I talked with Colin some more here and there and kept him updated on my progress – which was mostly me enthusing and sending a bunch of random PNG files. He said that I needed to come up with the .json for these – the metadata files. It may surprise you that I didn’t really know how to do this – my partner Tartaria Archivist coded the json portion in Node js for my artblocks drop. Hashlips art engine generates JSON for art you stack from PNG folders – but I wasn’t stacking anything, I had finished sort-of-generative artwork that had different qualities but wasn’t being built programmatically like that. I was doing so much manually that I figured I could name all of these, and if I could come up with a way to process those filenames into json data automatically I could maybe work that out (too much room for human error trying to code and save that many documents by hand). I’m dumb though, and was just lucky that I had learned the basics of using node JS to help with some Glitchforge.xyz programs from Tartaria. I spent more than a week trying to figure this out – which I’m sure a professional could have done in 5 minutes. It eventually occurred to me to just ask openAI again for simple things like “read directory and save filenames to an array in nodejs” and then work it out from there. So I did things like that, and in about another week of hard work afterhours I had a working script to generate metadata based on splitting filenames. Nothing profound.
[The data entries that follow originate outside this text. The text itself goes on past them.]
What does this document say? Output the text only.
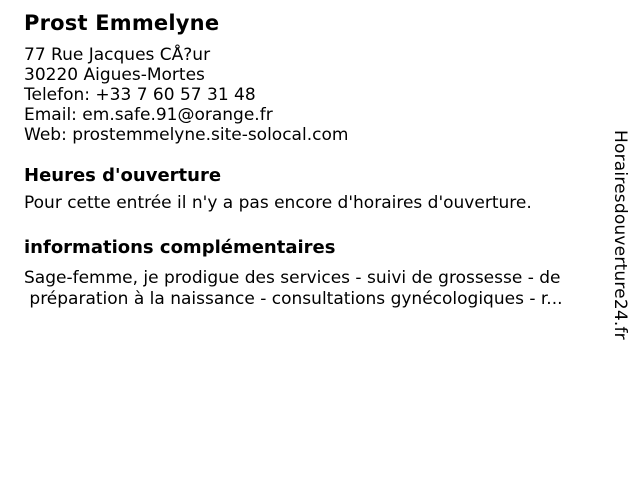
Prost Emmelyne
77 Rue Jacques CÅ?ur
30220 Aigues-Mortes
Telefon: +33 7 60 57 31 48
Email: em.safe.91@orange.fr
Web: prostemmelyne.site-solocal.com
Heures d'ouverture
Pour cette entrée il n'y a pas encore d'horaires d'ouverture.
informations complémentaires
Sage-femme, je prodigue des services - suivi de grossesse - de
préparation à la naissance - consultations gynécologiques - r...	Horairesdouverture24.fr
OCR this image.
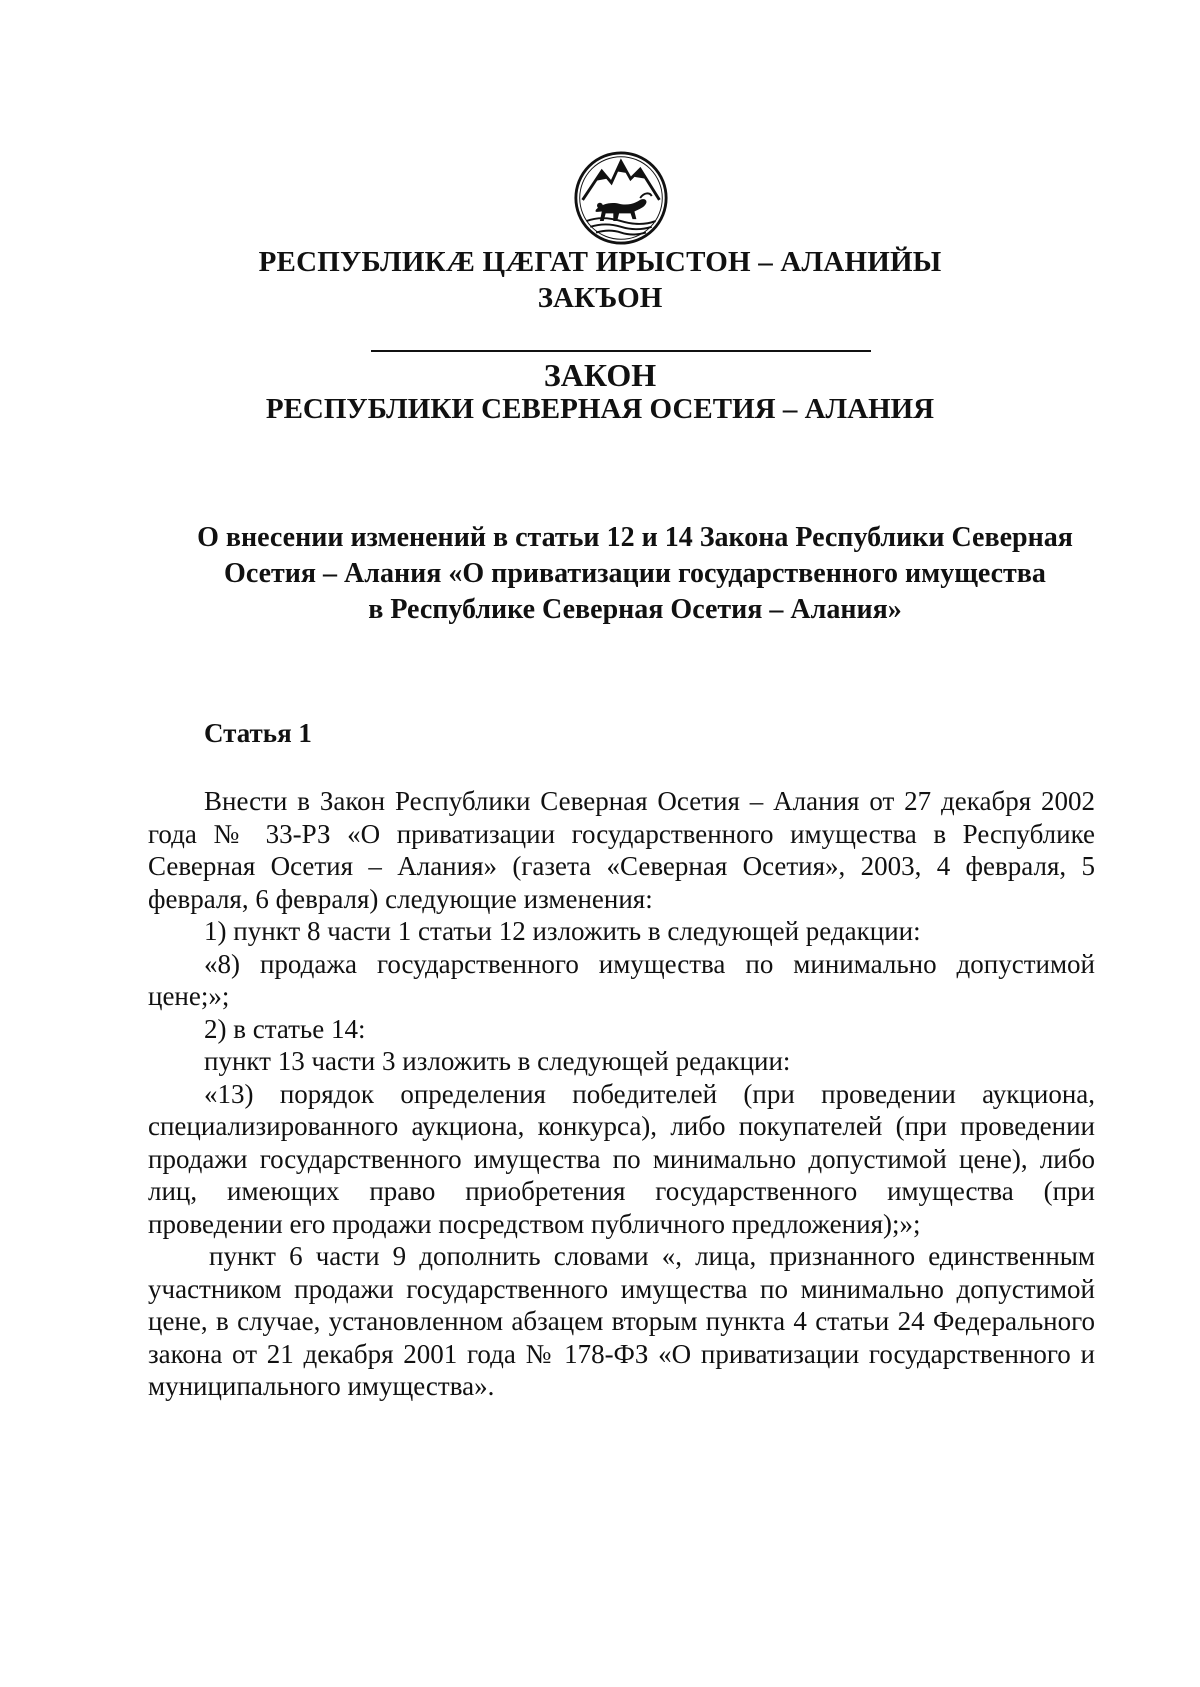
РЕСПУБЛИКӔ ЦӔГАТ ИРЫСТОН – АЛАНИЙЫ
ЗАКЪОН
ЗАКОН
РЕСПУБЛИКИ СЕВЕРНАЯ ОСЕТИЯ – АЛАНИЯ
О внесении изменений в статьи 12 и 14 Закона Республики Северная
Осетия – Алания «О приватизации государственного имущества
в Республике Северная Осетия – Алания»
Статья 1

Внести в Закон Республики Северная Осетия – Алания от 27 декабря 2002 года № 33-РЗ «О приватизации государственного имущества в Республике Северная Осетия – Алания» (газета «Северная Осетия», 2003, 4 февраля, 5 февраля, 6 февраля) следующие изменения:

1) пункт 8 части 1 статьи 12 изложить в следующей редакции:

«8) продажа государственного имущества по минимально допустимой цене;»;

2) в статье 14:

пункт 13 части 3 изложить в следующей редакции:

«13) порядок определения победителей (при проведении аукциона, специализированного аукциона, конкурса), либо покупателей (при проведении продажи государственного имущества по минимально допустимой цене), либо лиц, имеющих право приобретения государственного имущества (при проведении его продажи посредством публичного предложения);»;

пункт 6 части 9 дополнить словами «, лица, признанного единственным участником продажи государственного имущества по минимально допустимой цене, в случае, установленном абзацем вторым пункта 4 статьи 24 Федерального закона от 21 декабря 2001 года № 178-ФЗ «О приватизации государственного и муниципального имущества».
So then I sat there and surveyed the whole collection and just named the colors of the backgrounds, the palettes of different Cantographs – grouped them by vague concepts and references like “vibes” (soft greens, turquoise, oranges prevalent, yellows relaxed) or “neo-tokyo” (slightly warmer than Snowcrash, cyberpunk blues and pinks and whites and cyans). These traits are descriptive rather than prescriptive – meaning there wasn’t a program that was fed color palettes and named traits – but these are aesthetically evaluated and named as consistently as one person naming a thousand art pieces can be. There’s also cases where the non-glowing version of something fit into a different theme than the glowing version when the colors were ignited. Hopefully all the json was processed correctly, but there’s bound to be an error in there somewhere I should think, despite our testing, so hopefully that will feel like a misshapen action figure or something that’s interesting.
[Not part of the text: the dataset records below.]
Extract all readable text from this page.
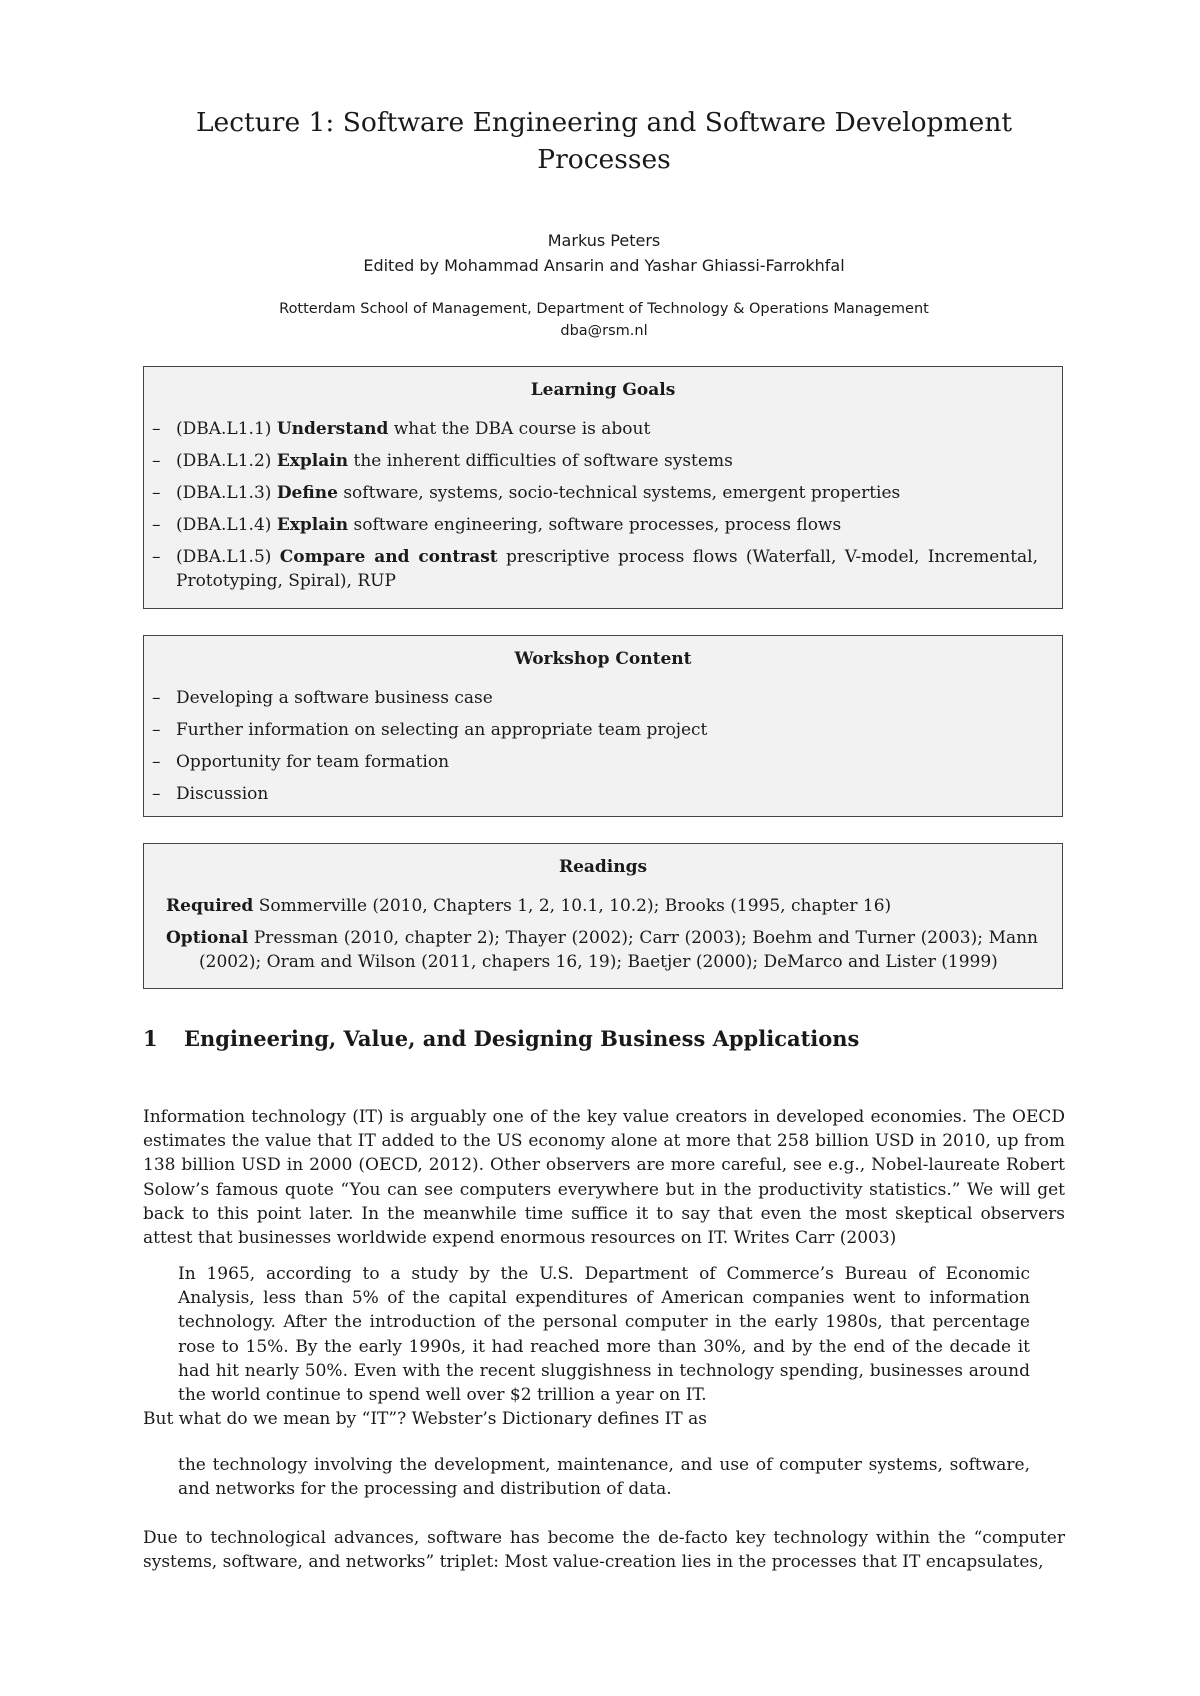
Lecture 1: Software Engineering and Software Development
Processes
Markus Peters
Edited by Mohammad Ansarin and Yashar Ghiassi-Farrokhfal
Rotterdam School of Management, Department of Technology & Operations Management
dba@rsm.nl
Learning Goals
– (DBA.L1.1) Understand what the DBA course is about
– (DBA.L1.2) Explain the inherent difficulties of software systems
– (DBA.L1.3) Define software, systems, socio-technical systems, emergent properties
– (DBA.L1.4) Explain software engineering, software processes, process flows
– (DBA.L1.5) Compare and contrast prescriptive process flows (Waterfall, V-model, Incremental, Prototyping, Spiral), RUP
Workshop Content
– Developing a software business case
– Further information on selecting an appropriate team project
– Opportunity for team formation
– Discussion
Readings

Required Sommerville (2010, Chapters 1, 2, 10.1, 10.2); Brooks (1995, chapter 16)

Optional Pressman (2010, chapter 2); Thayer (2002); Carr (2003); Boehm and Turner (2003); Mann (2002); Oram and Wilson (2011, chapers 16, 19); Baetjer (2000); DeMarco and Lister (1999)

1 Engineering, Value, and Designing Business Applications

Information technology (IT) is arguably one of the key value creators in developed economies. The OECD estimates the value that IT added to the US economy alone at more that 258 billion USD in 2010, up from 138 billion USD in 2000 (OECD, 2012). Other observers are more careful, see e.g., Nobel-laureate Robert Solow’s famous quote “You can see computers everywhere but in the productivity statistics.” We will get back to this point later. In the meanwhile time suffice it to say that even the most skeptical observers attest that businesses worldwide expend enormous resources on IT. Writes Carr (2003)

In 1965, according to a study by the U.S. Department of Commerce’s Bureau of Economic Analysis, less than 5% of the capital expenditures of American companies went to information technology. After the introduction of the personal computer in the early 1980s, that percentage rose to 15%. By the early 1990s, it had reached more than 30%, and by the end of the decade it had hit nearly 50%. Even with the recent sluggishness in technology spending, businesses around the world continue to spend well over $2 trillion a year on IT.

But what do we mean by “IT”? Webster’s Dictionary defines IT as

the technology involving the development, maintenance, and use of computer systems, software, and networks for the processing and distribution of data.

Due to technological advances, software has become the de-facto key technology within the “computer systems, software, and networks” triplet: Most value-creation lies in the processes that IT encapsulates,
The end came incredibly fast: I told Colin I thought I was done and had a system for the metadata worked out. We shared some files back and forth and he sorted out the blind mint system pretty quickly, told me my json data was incorrect but a friend had already fixed the formatting and it would work. What I thought would take weeks took just a couple days and we launched. I was just lucky that it took me that long to figure out everything and make it and the market went from not even existing when we began to being a hot place looking for something to latch onto. I hope that people enjoy the art for it’s own sake. I’m thrilled that the idea has become popular that it’s “The Based Ghouls Art Clique” that knows how to make cool things – because I have several friends who are just that, and I can’t wait to see what kind of art and collectibles they bring to Canto and the crazy memetic artistic soup that we’re all exploring together.